I have wise and smart people that I follow. When I stop following them, I get off-track.

Last year, I was following the pedagogy of artists like Lynda Barry, Austin Kleon, Ray Bradbury, and Sr. Corita. It wasn’t a perfect teaching year, but it was pretty darn good. Made me glad that I had returned to the classroom.

This year, I didn’t outright reject any of my “someones,” but I got a little too focused on outcomes and trying to measure up to what I thought a “good teacher” was supposed to be. I wanted even higher test scores for my students. Even greater “growth” as measured by data.

And this semester has been a tougher one as a result.

I wasn’t following in a good way. Definitely not in a better way. I wasn’t following the wise or the smart, just the “efficient.” I was doing what I thought was “necessary,” without doing what I knew was good. I was falling prey to the same “product”-focused mindset, the same “transactional” trend in education that stripped a lot of my teaching down to an unrecognizable grind.

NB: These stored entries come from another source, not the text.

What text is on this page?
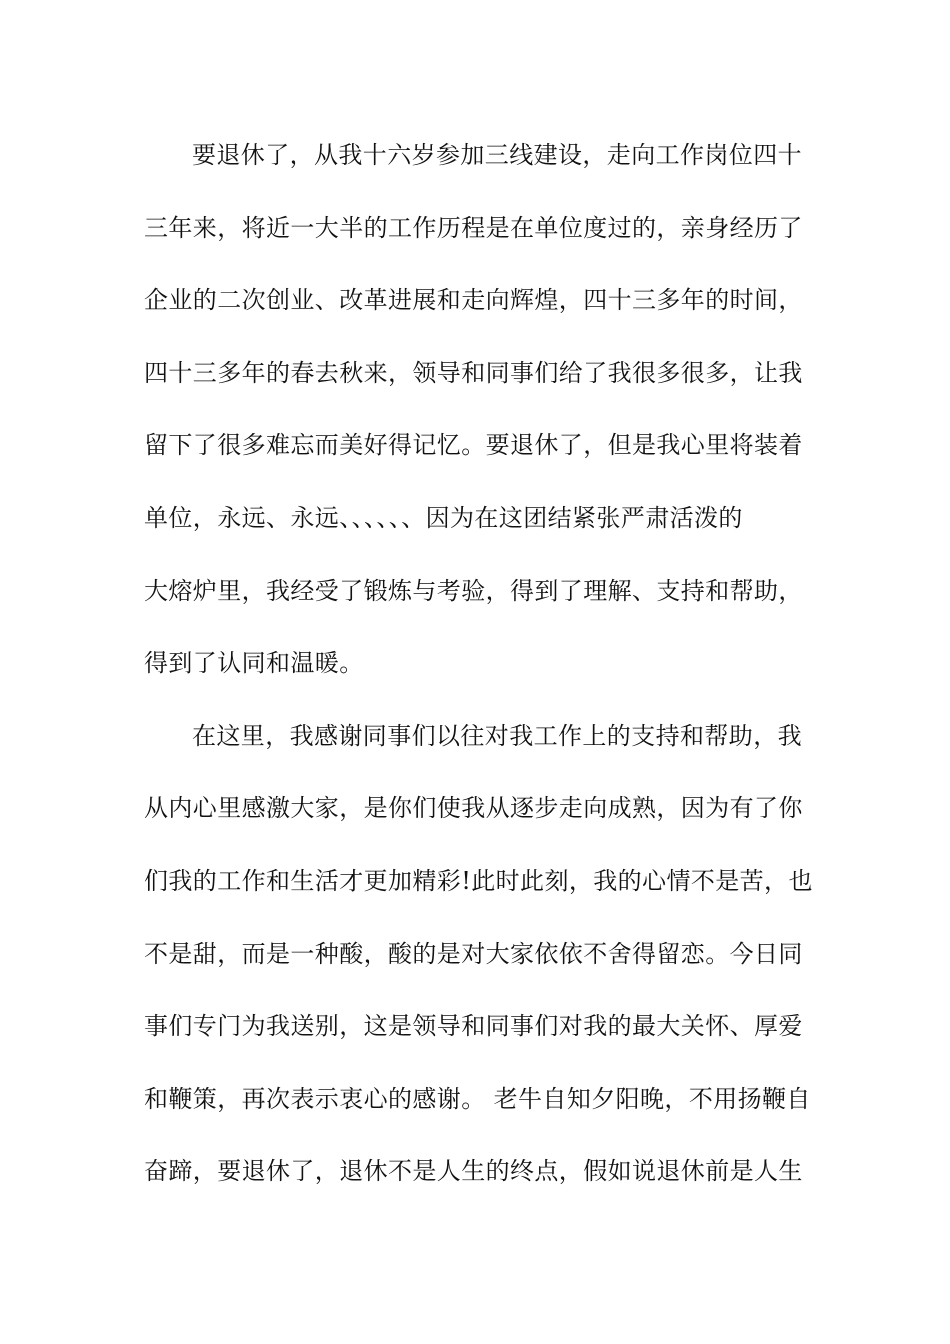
要退休了，从我十六岁参加三线建设，走向工作岗位四十
三年来，将近一大半的工作历程是在单位度过的，亲身经历了
企业的二次创业、改革进展和走向辉煌，四十三多年的时间，
四十三多年的春去秋来，领导和同事们给了我很多很多，让我
留下了很多难忘而美好得记忆。要退休了，但是我心里将装着
单位，永远、永远、、、、、、因为在这团结紧张严肃活泼的
大熔炉里，我经受了锻炼与考验，得到了理解、支持和帮助，
得到了认同和温暖。
在这里，我感谢同事们以往对我工作上的支持和帮助，我
从内心里感激大家，是你们使我从逐步走向成熟，因为有了你
们我的工作和生活才更加精彩!此时此刻，我的心情不是苦，也
不是甜，而是一种酸，酸的是对大家依依不舍得留恋。今日同
事们专门为我送别，这是领导和同事们对我的最大关怀、厚爱
和鞭策，再次表示衷心的感谢。 老牛自知夕阳晚，不用扬鞭自
奋蹄，要退休了，退休不是人生的终点，假如说退休前是人生
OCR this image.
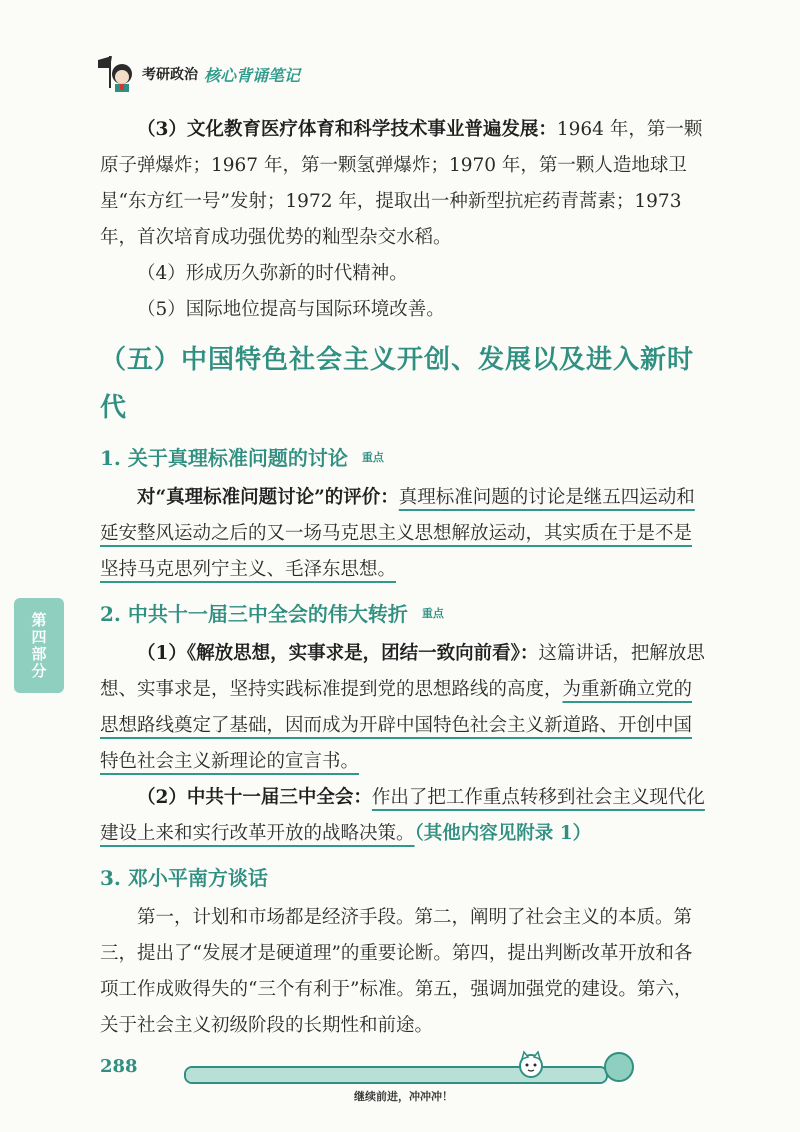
考研政治 核心背诵笔记
第四部分

（3）文化教育医疗体育和科学技术事业普遍发展：1964 年，第一颗原子弹爆炸；1967 年，第一颗氢弹爆炸；1970 年，第一颗人造地球卫星“东方红一号”发射；1972 年，提取出一种新型抗疟药青蒿素；1973 年，首次培育成功强优势的籼型杂交水稻。

（4）形成历久弥新的时代精神。

（5）国际地位提高与国际环境改善。

（五）中国特色社会主义开创、发展以及进入新时代
1. 关于真理标准问题的讨论 重点

对“真理标准问题讨论”的评价：真理标准问题的讨论是继五四运动和延安整风运动之后的又一场马克思主义思想解放运动，其实质在于是不是坚持马克思列宁主义、毛泽东思想。

2. 中共十一届三中全会的伟大转折 重点

（1）《解放思想，实事求是，团结一致向前看》：这篇讲话，把解放思想、实事求是，坚持实践标准提到党的思想路线的高度，为重新确立党的思想路线奠定了基础，因而成为开辟中国特色社会主义新道路、开创中国特色社会主义新理论的宣言书。

（2）中共十一届三中全会：作出了把工作重点转移到社会主义现代化建设上来和实行改革开放的战略决策。（其他内容见附录 1）

3. 邓小平南方谈话

第一，计划和市场都是经济手段。第二，阐明了社会主义的本质。第三，提出了“发展才是硬道理”的重要论断。第四，提出判断改革开放和各项工作成败得失的“三个有利于”标准。第五，强调加强党的建设。第六，关于社会主义初级阶段的长期性和前途。

288
继续前进，冲冲冲！
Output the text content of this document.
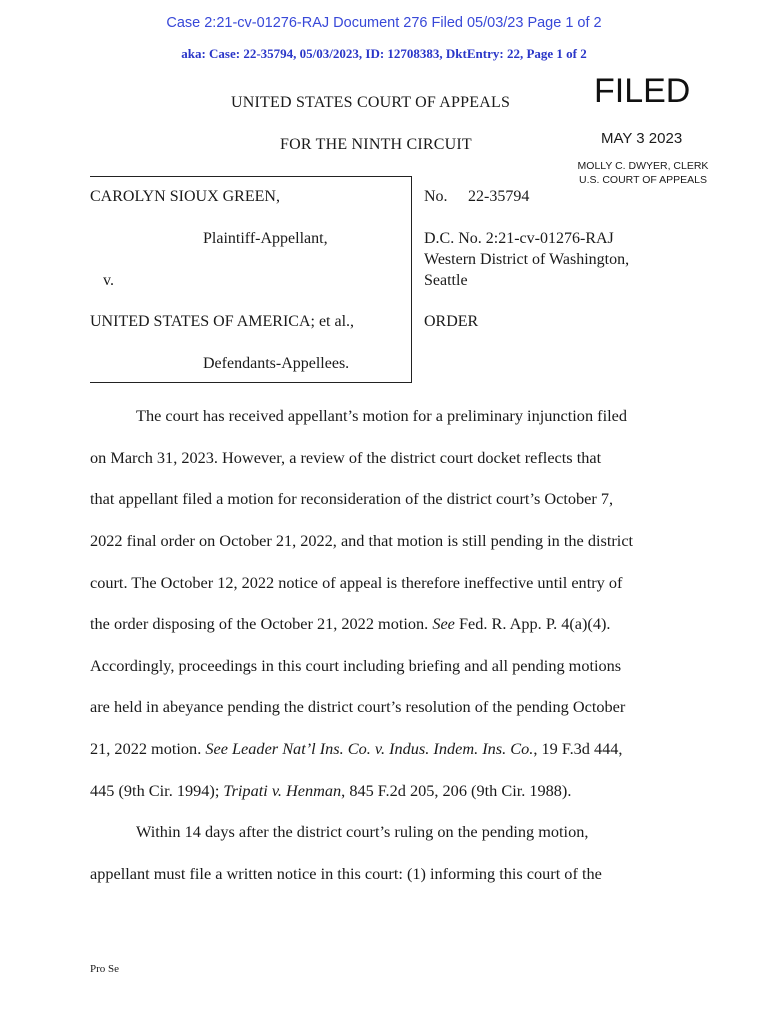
Case 2:21-cv-01276-RAJ Document 276 Filed 05/03/23 Page 1 of 2
aka: Case: 22-35794, 05/03/2023, ID: 12708383, DktEntry: 22, Page 1 of 2
UNITED STATES COURT OF APPEALS
FOR THE NINTH CIRCUIT
FILED
MAY 3 2023
MOLLY C. DWYER, CLERK
U.S. COURT OF APPEALS
CAROLYN SIOUX GREEN,
Plaintiff-Appellant,
v.
UNITED STATES OF AMERICA; et al.,
Defendants-Appellees.
No. 22-35794
D.C. No. 2:21-cv-01276-RAJ
Western District of Washington,
Seattle
ORDER
The court has received appellant’s motion for a preliminary injunction filed
on March 31, 2023. However, a review of the district court docket reflects that
that appellant filed a motion for reconsideration of the district court’s October 7,
2022 final order on October 21, 2022, and that motion is still pending in the district
court. The October 12, 2022 notice of appeal is therefore ineffective until entry of
the order disposing of the October 21, 2022 motion. See Fed. R. App. P. 4(a)(4).
Accordingly, proceedings in this court including briefing and all pending motions
are held in abeyance pending the district court’s resolution of the pending October
21, 2022 motion. See Leader Nat’l Ins. Co. v. Indus. Indem. Ins. Co., 19 F.3d 444,
445 (9th Cir. 1994); Tripati v. Henman, 845 F.2d 205, 206 (9th Cir. 1988).
Within 14 days after the district court’s ruling on the pending motion,
appellant must file a written notice in this court: (1) informing this court of the
Pro Se
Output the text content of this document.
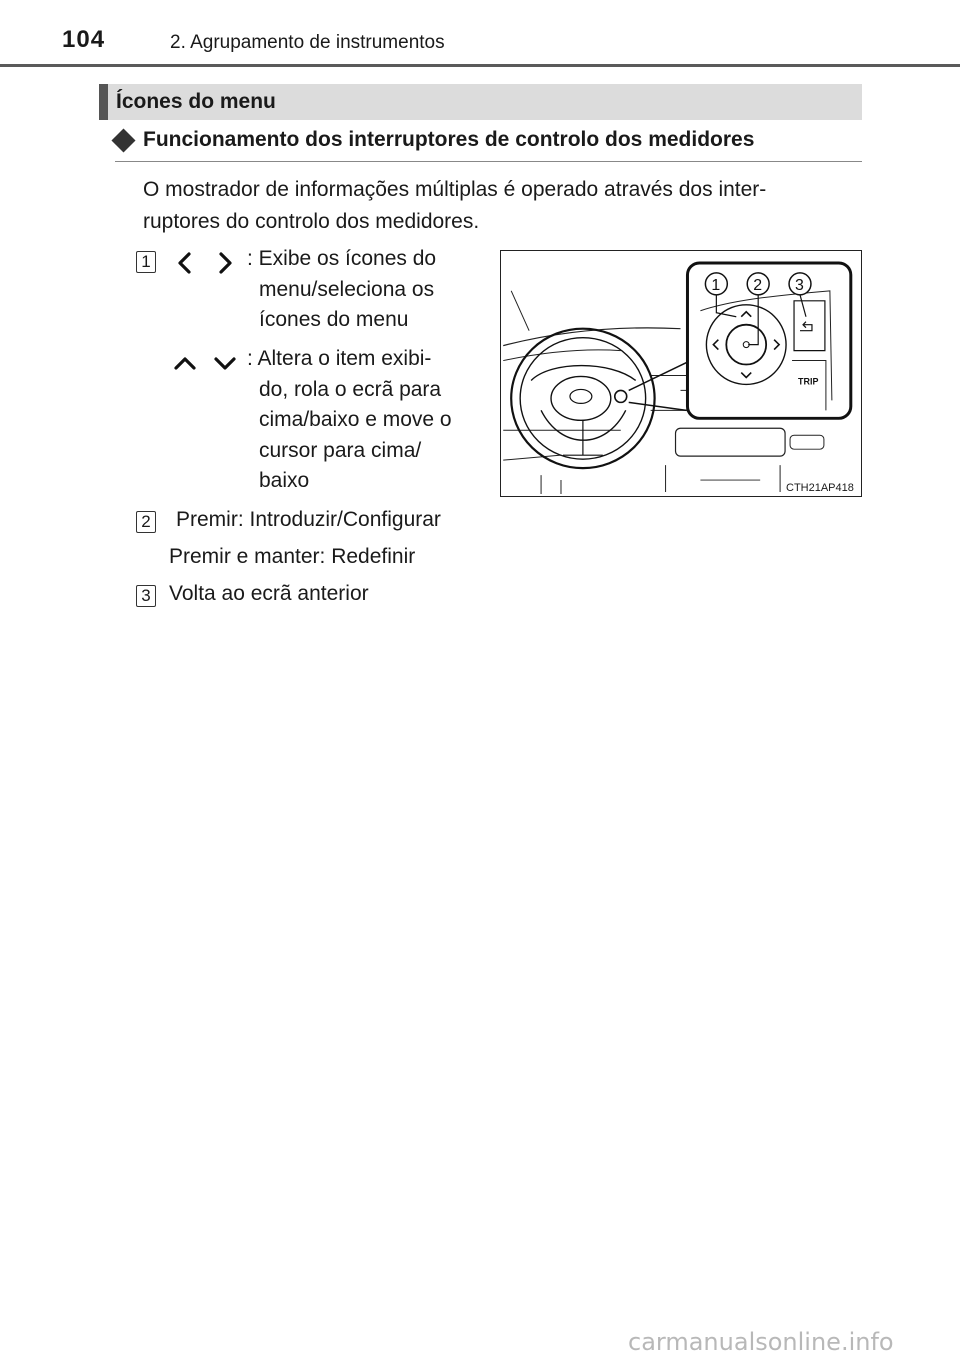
104	2. Agrupamento de instrumentos
Ícones do menu
Funcionamento dos interruptores de controlo dos medidores
O mostrador de informações múltiplas é operado através dos inter-
ruptores do controlo dos medidores.
1	: Exibe os ícones do
menu/seleciona os
ícones do menu
: Altera o item exibi-
do, rola o ecrã para
cima/baixo e move o
cursor para cima/
baixo
2 Premir: Introduzir/Configurar
Premir e manter: Redefinir
3 Volta ao ecrã anterior
TRIP
1 2 3
CTH21AP418
carmanualsonline.info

Not good discipline. Not good discipleship.

For starters, I abandoned my practice of having students write daily in a writer’s notebook. Yes, last year I had many students who never took it seriously and treated it as busy work. But instead of experimenting this year with ways of making the notebook actually matter to more of my students, I chucked it completely. Bad discipline. I knew the notebook worked for me, for others, for lots of students both last year and years past. The solution wasn’t to stop following the practice that had sustained me in the classroom; the solution was to find ways to make it work better for myself and my students.

Similarly, I went back to letting students use their laptops much more in the classroom. Many of them utterly hated all the handwriting we did last year.

But again, I knew — from so many artists, writers, and thinkers that I admire, and from my own experience — that hand-work is good. Doing tangible, analog things with our hands and bodies is important to our minds and souls.

Instead of finding ways to make the hand-work more meaningful for students, I gave up on it.

Not good discipline.

A new semester is starting in January, and I’ve decided to get back to following in a good way. Hopefully, even, a better way.